Franco Ottavio Mathias berät seit über 20 Jahren kleine und mittelständische Unternehmen hinsichtlich ihrer Unternehmensfinanzierung. Er ist Geschäftsführer der HCM-Gruppe, die Unternehmen in Belangen der kaufmännischen und betriebswirtschaftlich Beratung (Wachstum, Sanierung, Nachfolge und M&A) unterstützt, sowie aktiv Unternehmen in Finanzierungsfragen begleitet.

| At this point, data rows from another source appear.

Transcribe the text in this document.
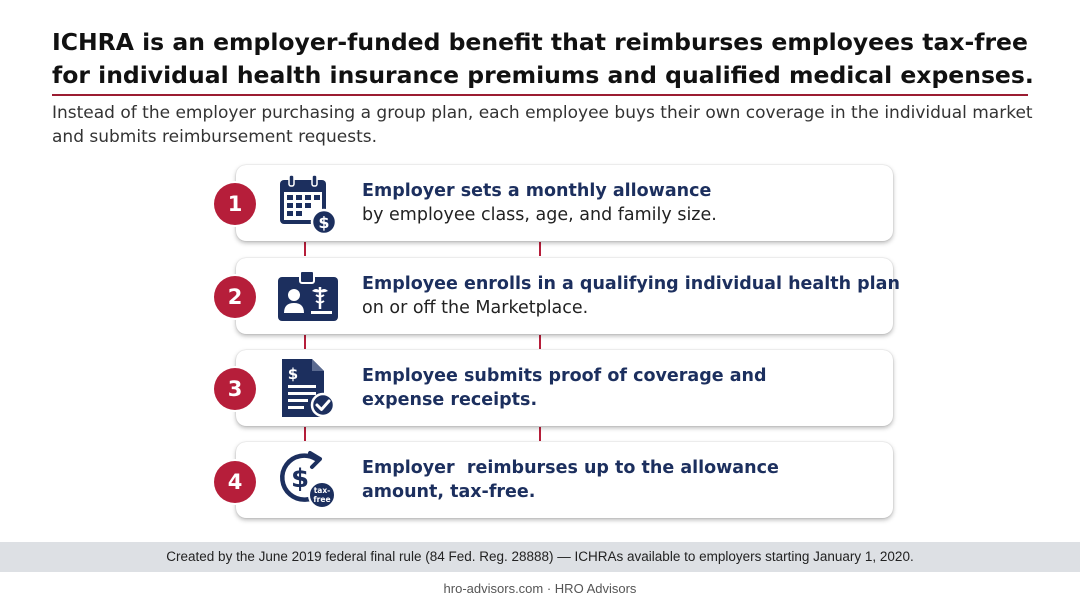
ICHRA is an employer-funded benefit that reimburses employees tax-free for individual health insurance premiums and qualified medical expenses.

Instead of the employer purchasing a group plan, each employee buys their own coverage in the individual market and submits reimbursement requests.

$
Employer sets a monthly allowance
by employee class, age, and family size.
1
Employee enrolls in a qualifying individual health plan
on or off the Marketplace.
2
$	Employee submits proof of coverage and
expense receipts.
3
$ tax-
free
Employer  reimburses up to the allowance
amount, tax-free.
4
Created by the June 2019 federal final rule (84 Fed. Reg. 28888) — ICHRAs available to employers starting January 1, 2020.
hro-advisors.com · HRO Advisors
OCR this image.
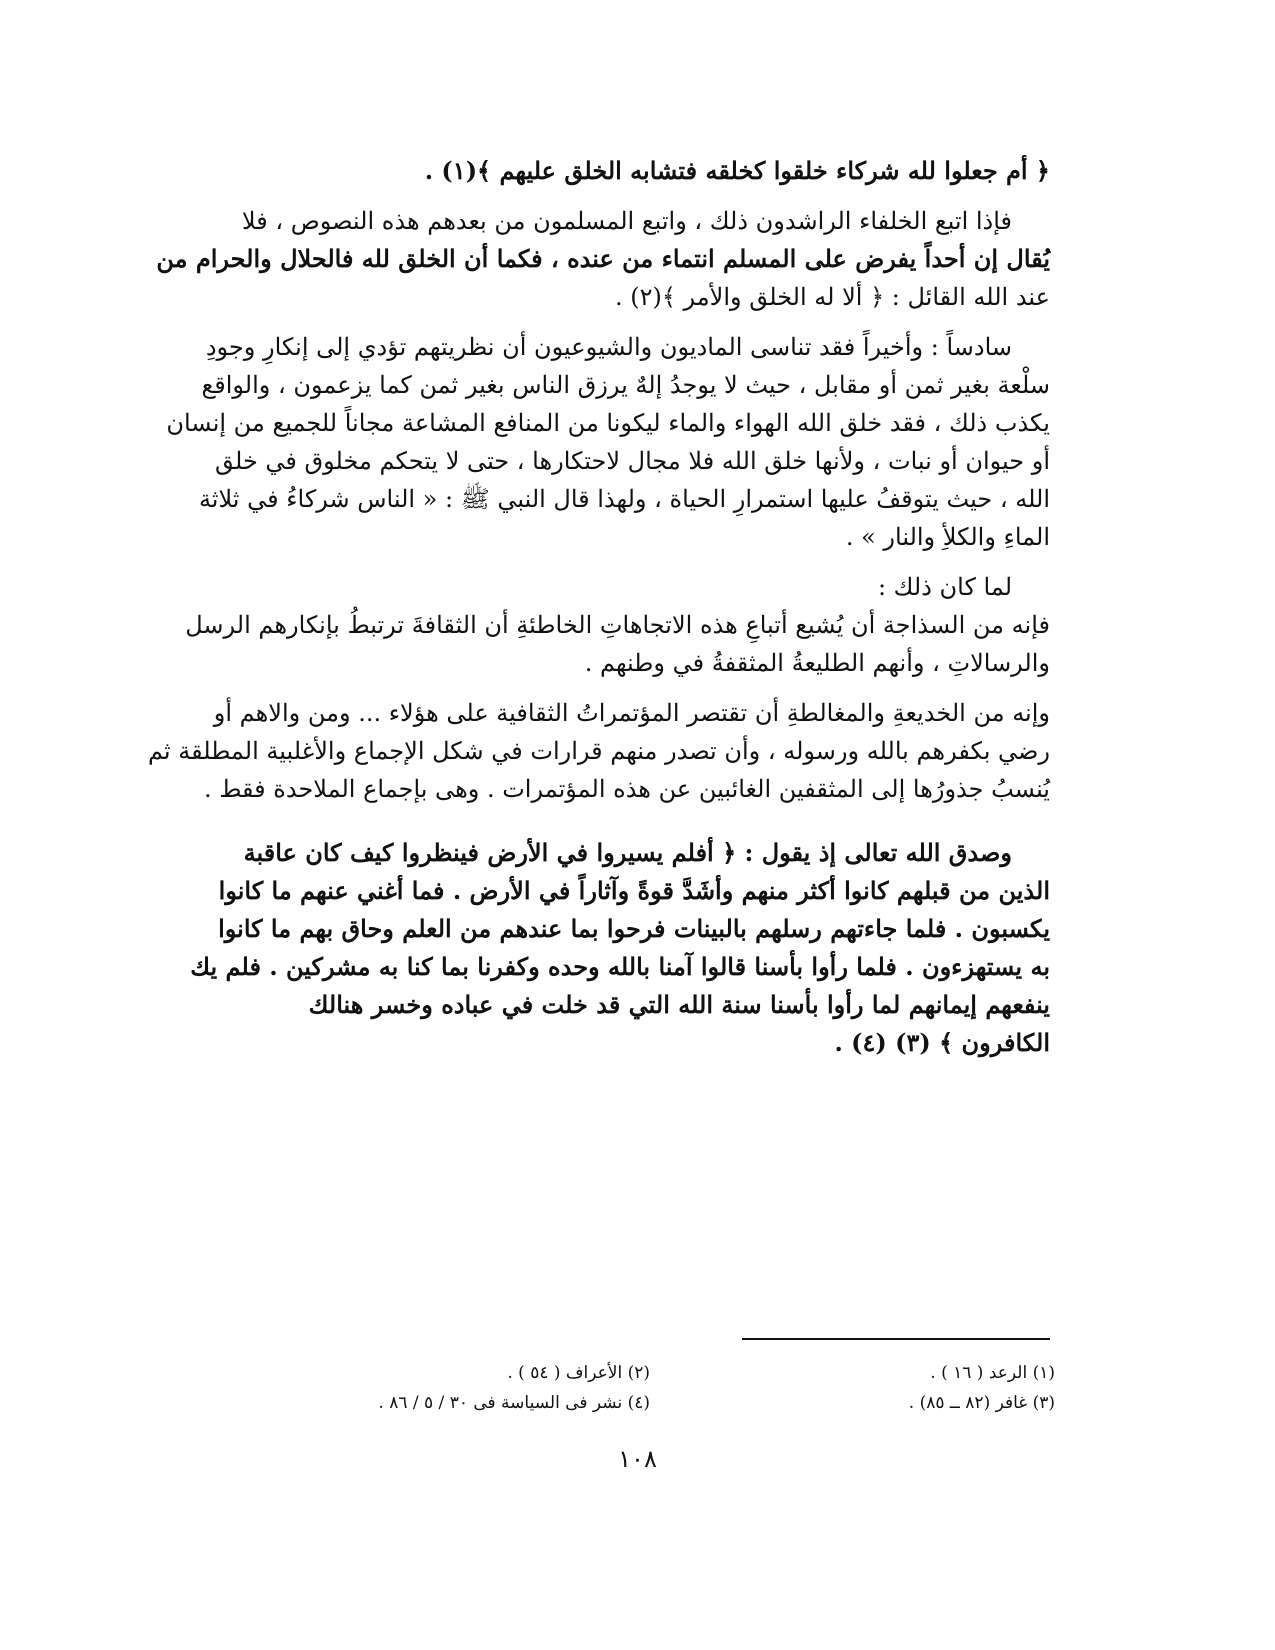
﴿ أم جعلوا لله شركاء خلقوا كخلقه فتشابه الخلق عليهم ﴾(١) .

فإذا اتبع الخلفاء الراشدون ذلك ، واتبع المسلمون من بعدهم هذه النصوص ، فلا

يُقال إن أحداً يفرض على المسلم انتماء من عنده ، فكما أن الخلق لله فالحلال والحرام من

عند الله القائل : ﴿ ألا له الخلق والأمر ﴾(٢) .

سادساً : وأخيراً فقد تناسى الماديون والشيوعيون أن نظريتهم تؤدي إلى إنكارِ وجودِ

سلْعة بغير ثمن أو مقابل ، حيث لا يوجدُ إلهٌ يرزق الناس بغير ثمن كما يزعمون ، والواقع

يكذب ذلك ، فقد خلق الله الهواء والماء ليكونا من المنافع المشاعة مجاناً للجميع من إنسان

أو حيوان أو نبات ، ولأنها خلق الله فلا مجال لاحتكارها ، حتى لا يتحكم مخلوق في خلق

الله ، حيث يتوقفُ عليها استمرارِ الحياة ، ولهذا قال النبي ﷺ : « الناس شركاءُ في ثلاثة

الماءِ والكلأِ والنار » .

لما كان ذلك :

فإنه من السذاجة أن يُشيع أتباعِ هذه الاتجاهاتِ الخاطئةِ أن الثقافةَ ترتبطُ بإنكارهم الرسل

والرسالاتِ ، وأنهم الطليعةُ المثقفةُ في وطنهم .

وإنه من الخديعةِ والمغالطةِ أن تقتصر المؤتمراتُ الثقافية على هؤلاء ... ومن والاهم أو

رضي بكفرهم بالله ورسوله ، وأن تصدر منهم قرارات في شكل الإجماع والأغلبية المطلقة ثم

يُنسبُ جذورُها إلى المثقفين الغائبين عن هذه المؤتمرات . وهى بإجماع الملاحدة فقط .

وصدق الله تعالى إذ يقول : ﴿ أفلم يسيروا في الأرض فينظروا كيف كان عاقبة

الذين من قبلهم كانوا أكثر منهم وأشَدَّ قوةً وآثاراً في الأرض . فما أغني عنهم ما كانوا

يكسبون . فلما جاءتهم رسلهم بالبينات فرحوا بما عندهم من العلم وحاق بهم ما كانوا

به يستهزءون . فلما رأوا بأسنا قالوا آمنا بالله وحده وكفرنا بما كنا به مشركين . فلم يك

ينفعهم إيمانهم لما رأوا بأسنا سنة الله التي قد خلت في عباده وخسر هنالك

الكافرون ﴾ (٣) (٤) .

(١) الرعد ( ١٦ ) .
(٢) الأعراف ( ٥٤ ) .
(٣) غافر (٨٢ ــ ٨٥) .
(٤) نشر فى السياسة فى ٣٠ / ٥ / ٨٦ .
١٠٨
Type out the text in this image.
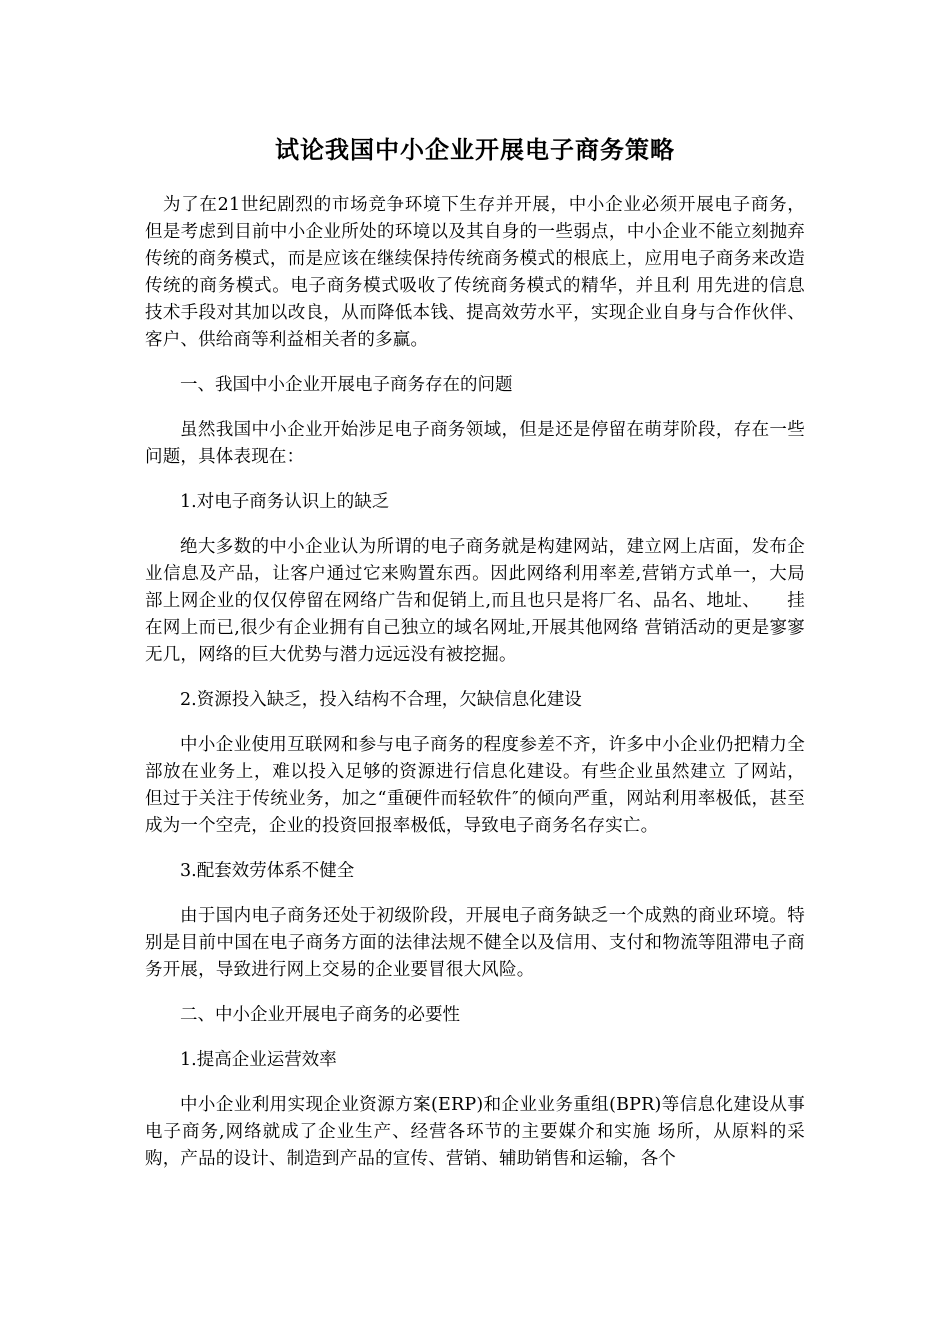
试论我国中小企业开展电子商务策略

为了在21世纪剧烈的市场竞争环境下生存并开展，中小企业必须开展电子商务，但是考虑到目前中小企业所处的环境以及其自身的一些弱点，中小企业不能立刻抛弃传统的商务模式，而是应该在继续保持传统商务模式的根底上，应用电子商务来改造传统的商务模式。电子商务模式吸收了传统商务模式的精华，并且利 用先进的信息技术手段对其加以改良，从而降低本钱、提高效劳水平，实现企业自身与合作伙伴、客户、供给商等利益相关者的多赢。

一、我国中小企业开展电子商务存在的问题

虽然我国中小企业开始涉足电子商务领域，但是还是停留在萌芽阶段，存在一些问题，具体表现在：

1.对电子商务认识上的缺乏

绝大多数的中小企业认为所谓的电子商务就是构建网站，建立网上店面，发布企业信息及产品，让客户通过它来购置东西。因此网络利用率差,营销方式单一，大局部上网企业的仅仅停留在网络广告和促销上,而且也只是将厂名、品名、地址、　　挂在网上而已,很少有企业拥有自己独立的域名网址,开展其他网络 营销活动的更是寥寥无几，网络的巨大优势与潜力远远没有被挖掘。

2.资源投入缺乏，投入结构不合理，欠缺信息化建设

中小企业使用互联网和参与电子商务的程度参差不齐，许多中小企业仍把精力全部放在业务上，难以投入足够的资源进行信息化建设。有些企业虽然建立 了网站，但过于关注于传统业务，加之“重硬件而轻软件″的倾向严重，网站利用率极低，甚至成为一个空壳，企业的投资回报率极低，导致电子商务名存实亡。

3.配套效劳体系不健全

由于国内电子商务还处于初级阶段，开展电子商务缺乏一个成熟的商业环境。特别是目前中国在电子商务方面的法律法规不健全以及信用、支付和物流等阻滞电子商务开展，导致进行网上交易的企业要冒很大风险。

二、中小企业开展电子商务的必要性

1.提高企业运营效率

中小企业利用实现企业资源方案(ERP)和企业业务重组(BPR)等信息化建设从事电子商务,网络就成了企业生产、经营各环节的主要媒介和实施 场所，从原料的采购，产品的设计、制造到产品的宣传、营销、辅助销售和运输，各个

Die HCM Gruppe unterstützt außerdem kleine und mittelständische Unternehmen mit zusätzlichem wirtschaftlichem Eigenkapital in Form von stillen Beteiligungen und hat hierfür mit weiteren Investoren einen Investorenpool aufgebaut. Seit Ausbruch der Coronakrise wurden solche alternativen Finanzierungen wichtiger.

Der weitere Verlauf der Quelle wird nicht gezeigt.